Eichmann in Jerusalem: A Report on the Banality of Evil is a nonfiction book by political theorist Hannah Arendt, originally published in 1963.

In 1961, Arendt went to Jerusalem to cover the trial of Adolf Eichmann for The New Yorker, an assignment she gave herself because “she felt she simply had to attend the trial; she owed it to herself as a social critic, displaced person, witness, and survivor” (xi). Eichmann, a Nazi facilitator of the Holocaust, had been hiding under a false identity in Buenos Aires when the Israelis captured him and brought him to trial in Jerusalem.

Arendt's authoritative report on Eichmann’s trial includes additional factual material that comes to light after the trial, as well as Arendt's postscript directly addressing the controversy that arose over her articles and book.

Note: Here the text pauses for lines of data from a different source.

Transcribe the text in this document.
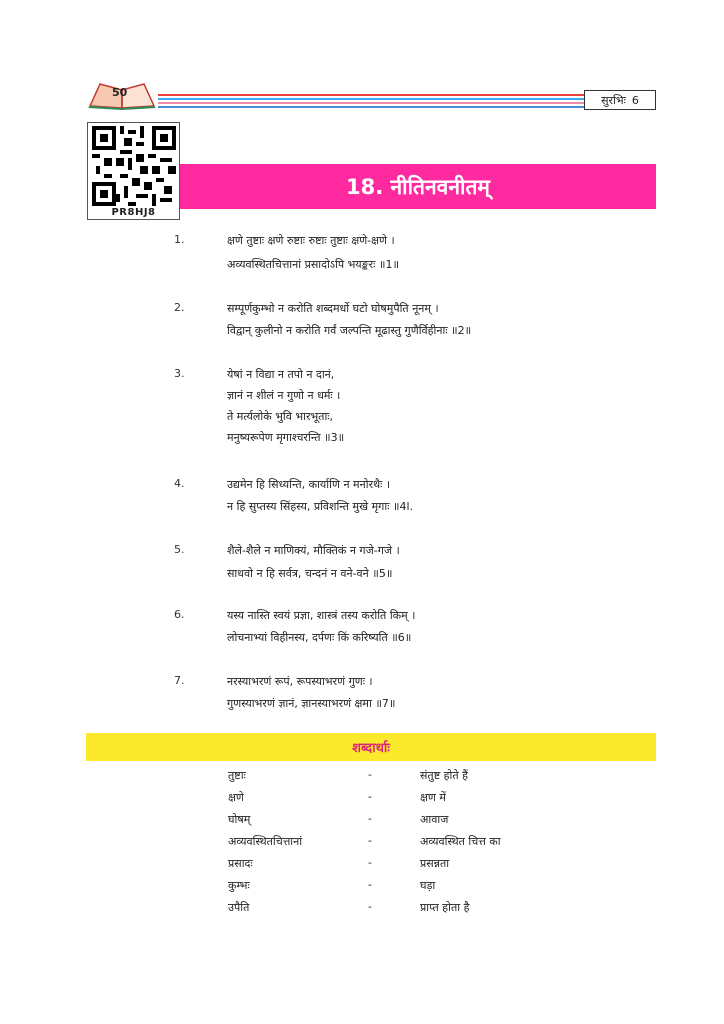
50
सुरभिः 6
PR8HJ8
18. नीतिनवनीतम्
1.	क्षणे तुष्टाः क्षणे रुष्टाः रुष्टाः तुष्टाः क्षणे-क्षणे ।
अव्यवस्थितचित्तानां प्रसादोऽपि भयङ्करः ॥1॥
2.	सम्पूर्णकुम्भो न करोति शब्दमर्धो घटो घोषमुपैति नूनम् ।
विद्वान् कुलीनो न करोति गर्वं जल्पन्ति मूढास्तु गुणैर्विहीनाः ॥2॥
3.	येषां न विद्या न तपो न दानं,
ज्ञानं न शीलं न गुणो न धर्मः ।
ते मर्त्यलोके भुवि भारभूताः,
मनुष्यरूपेण मृगाश्चरन्ति ॥3॥
4.	उद्यमेन हि सिध्यन्ति, कार्याणि न मनोरथैः ।
न हि सुप्तस्य सिंहस्य, प्रविशन्ति मुखे मृगाः ॥4l.
5.	शैले-शैले न माणिक्यं, मौक्तिकं न गजे-गजे ।
साधवो न हि सर्वत्र, चन्दनं न वने-वने ॥5॥
6.	यस्य नास्ति स्वयं प्रज्ञा, शास्त्रं तस्य करोति किम् ।
लोचनाभ्यां विहीनस्य, दर्पणः किं करिष्यति ॥6॥
7.	नरस्याभरणं रूपं, रूपस्याभरणं गुणः ।
गुणस्याभरणं ज्ञानं, ज्ञानस्याभरणं क्षमा ॥7॥
शब्दार्थाः
तुष्टाः	-	संतुष्ट होते हैं
क्षणे	-	क्षण में
घोषम्	-	आवाज
अव्यवस्थितचित्तानां	-	अव्यवस्थित चित्त का
प्रसादः	-	प्रसन्नता
कुम्भः	-	घड़ा
उपैति	-	प्राप्त होता है
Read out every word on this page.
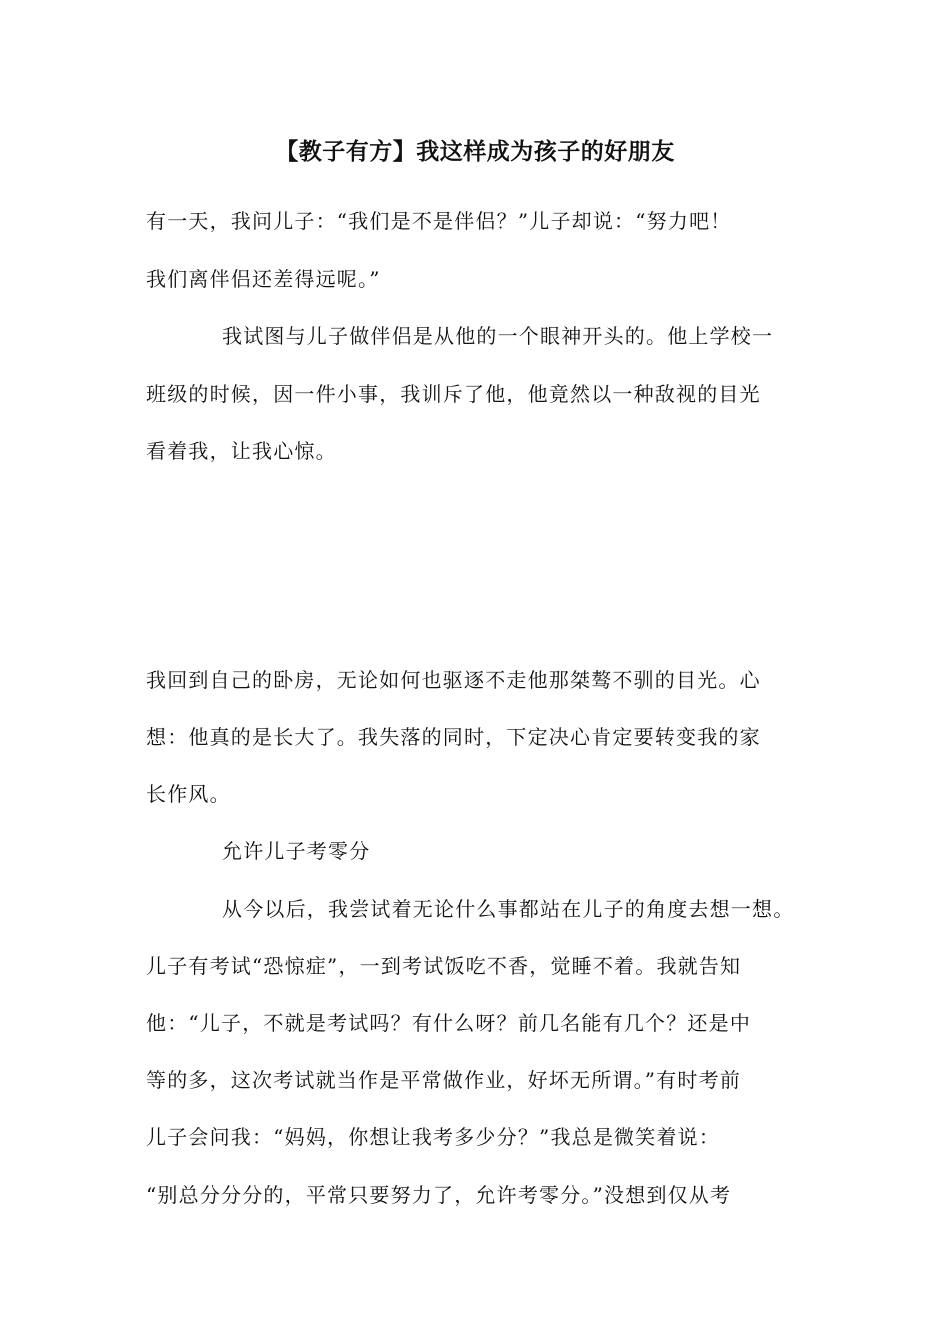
【教子有方】我这样成为孩子的好朋友
有一天，我问儿子：“我们是不是伴侣？”儿子却说：“努力吧！
我们离伴侣还差得远呢。”
我试图与儿子做伴侣是从他的一个眼神开头的。他上学校一
班级的时候，因一件小事，我训斥了他，他竟然以一种敌视的目光
看着我，让我心惊。
我回到自己的卧房，无论如何也驱逐不走他那桀骜不驯的目光。心
想：他真的是长大了。我失落的同时，下定决心肯定要转变我的家
长作风。
允许儿子考零分
从今以后，我尝试着无论什么事都站在儿子的角度去想一想。
儿子有考试“恐惊症”，一到考试饭吃不香，觉睡不着。我就告知
他：“儿子，不就是考试吗？有什么呀？前几名能有几个？还是中
等的多，这次考试就当作是平常做作业，好坏无所谓。”有时考前
儿子会问我：“妈妈，你想让我考多少分？”我总是微笑着说：
“别总分分分的，平常只要努力了，允许考零分。”没想到仅从考
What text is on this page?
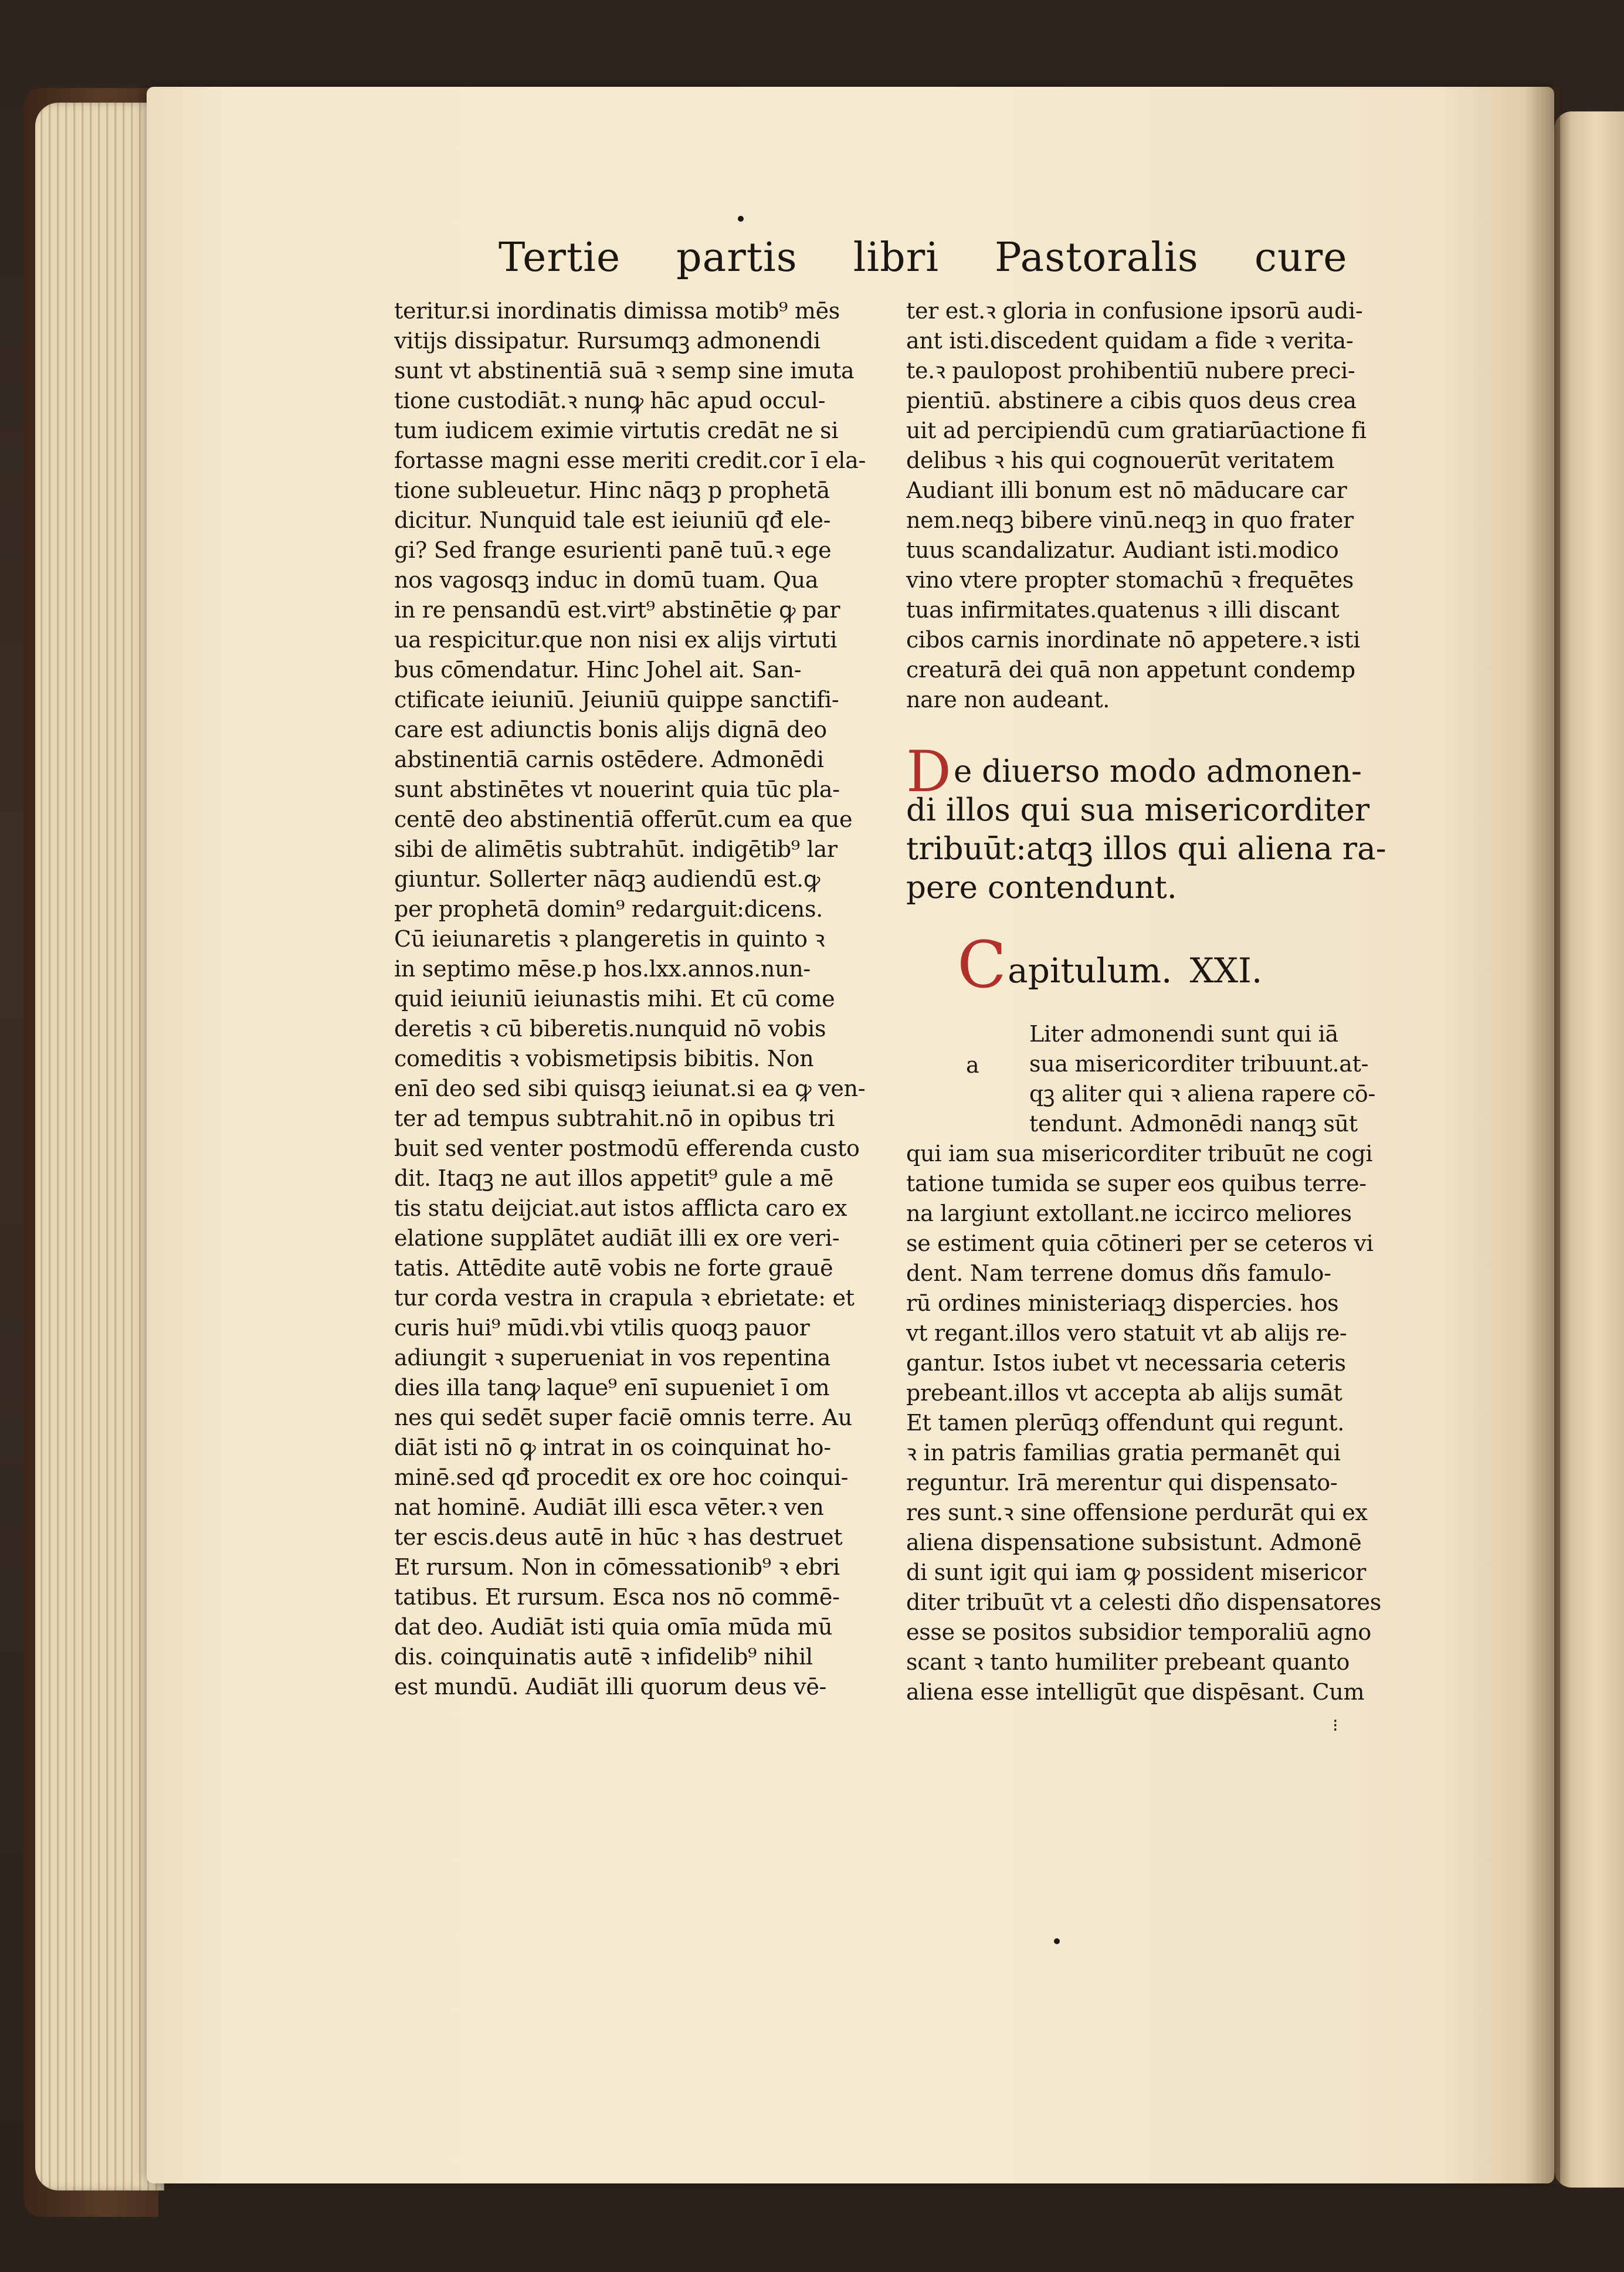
Tertie partis libri Pastoralis cure
teritur.si inordinatis dimissa motib⁹ mēs
vitijs dissipatur. Rursumqꝫ admonendi
sunt vt abstinentiā suā ꝛ semp sine imuta
tione custodiāt.ꝛ nunꝙ hāc apud occul-
tum iudicem eximie virtutis credāt ne si
fortasse magni esse meriti credit.cor ī ela-
tione subleuetur. Hinc nāqꝫ p prophetā
dicitur. Nunquid tale est ieiuniū qđ ele-
gi? Sed frange esurienti panē tuū.ꝛ ege
nos vagosqꝫ induc in domū tuam. Qua
in re pensandū est.virt⁹ abstinētie ꝙ par
ua respicitur.que non nisi ex alijs virtuti
bus cōmendatur. Hinc Johel ait. San-
ctificate ieiuniū. Jeiuniū quippe sanctifi-
care est adiunctis bonis alijs dignā deo
abstinentiā carnis ostēdere. Admonēdi
sunt abstinētes vt nouerint quia tūc pla-
centē deo abstinentiā offerūt.cum ea que
sibi de alimētis subtrahūt. indigētib⁹ lar
giuntur. Sollerter nāqꝫ audiendū est.ꝙ
per prophetā domin⁹ redarguit:dicens.
Cū ieiunaretis ꝛ plangeretis in quinto ꝛ
in septimo mēse.p hos.lxx.annos.nun-
quid ieiuniū ieiunastis mihi. Et cū come
deretis ꝛ cū biberetis.nunquid nō vobis
comeditis ꝛ vobismetipsis bibitis. Non
enī deo sed sibi quisqꝫ ieiunat.si ea ꝙ ven-
ter ad tempus subtrahit.nō in opibus tri
buit sed venter postmodū efferenda custo
dit. Itaqꝫ ne aut illos appetit⁹ gule a mē
tis statu deijciat.aut istos afflicta caro ex
elatione supplātet audiāt illi ex ore veri-
tatis. Attēdite autē vobis ne forte grauē
tur corda vestra in crapula ꝛ ebrietate: et
curis hui⁹ mūdi.vbi vtilis quoqꝫ pauor
adiungit ꝛ superueniat in vos repentina
dies illa tanꝙ laque⁹ enī supueniet ī om
nes qui sedēt super faciē omnis terre. Au
diāt isti nō ꝙ intrat in os coinquinat ho-
minē.sed qđ procedit ex ore hoc coinqui-
nat hominē. Audiāt illi esca vēter.ꝛ ven
ter escis.deus autē in hūc ꝛ has destruet
Et rursum. Non in cōmessationib⁹ ꝛ ebri
tatibus. Et rursum. Esca nos nō commē-
dat deo. Audiāt isti quia omīa mūda mū
dis. coinquinatis autē ꝛ infidelib⁹ nihil
est mundū. Audiāt illi quorum deus vē-
ter est.ꝛ gloria in confusione ipsorū audi-
ant isti.discedent quidam a fide ꝛ verita-
te.ꝛ paulopost prohibentiū nubere preci-
pientiū. abstinere a cibis quos deus crea
uit ad percipiendū cum gratiarūactione fi
delibus ꝛ his qui cognouerūt veritatem
Audiant illi bonum est nō māducare car
nem.neqꝫ bibere vinū.neqꝫ in quo frater
tuus scandalizatur. Audiant isti.modico
vino vtere propter stomachū ꝛ frequētes
tuas infirmitates.quatenus ꝛ illi discant
cibos carnis inordinate nō appetere.ꝛ isti
creaturā dei quā non appetunt condemp
nare non audeant.
De diuerso modo admonen-
di illos qui sua misericorditer
tribuūt:atqꝫ illos qui aliena ra-
pere contendunt.
Capitulum. XXI.
a
Liter admonendi sunt qui iā
sua misericorditer tribuunt.at-
qꝫ aliter qui ꝛ aliena rapere cō-
tendunt. Admonēdi nanqꝫ sūt
qui iam sua misericorditer tribuūt ne cogi
tatione tumida se super eos quibus terre-
na largiunt extollant.ne iccirco meliores
se estiment quia cōtineri per se ceteros vi
dent. Nam terrene domus dñs famulo-
rū ordines ministeriaqꝫ dispercies. hos
vt regant.illos vero statuit vt ab alijs re-
gantur. Istos iubet vt necessaria ceteris
prebeant.illos vt accepta ab alijs sumāt
Et tamen plerūqꝫ offendunt qui regunt.
ꝛ in patris familias gratia permanēt qui
reguntur. Irā merentur qui dispensato-
res sunt.ꝛ sine offensione perdurāt qui ex
aliena dispensatione subsistunt. Admonē
di sunt igit qui iam ꝙ possident misericor
diter tribuūt vt a celesti dño dispensatores
esse se positos subsidior temporaliū agno
scant ꝛ tanto humiliter prebeant quanto
aliena esse intelligūt que dispēsant. Cum
⁝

The central objections to her reportage are namely that first, she paints Eichmann as a “terrifyingly normal” man who simply wanted to do well in his position rather than the evil, calculating monster the public needed him to be; and, second, that Arendt challenges the role of the Jewish leaders in helping to keep the evacuations to death camps orderly.

Israel’s Prime Minister Ben-Gurion wants to make an example of Eichmann, teaching all who witness the trial that not solely Germany is responsible for the atrocities that befell the Jewish people during the war.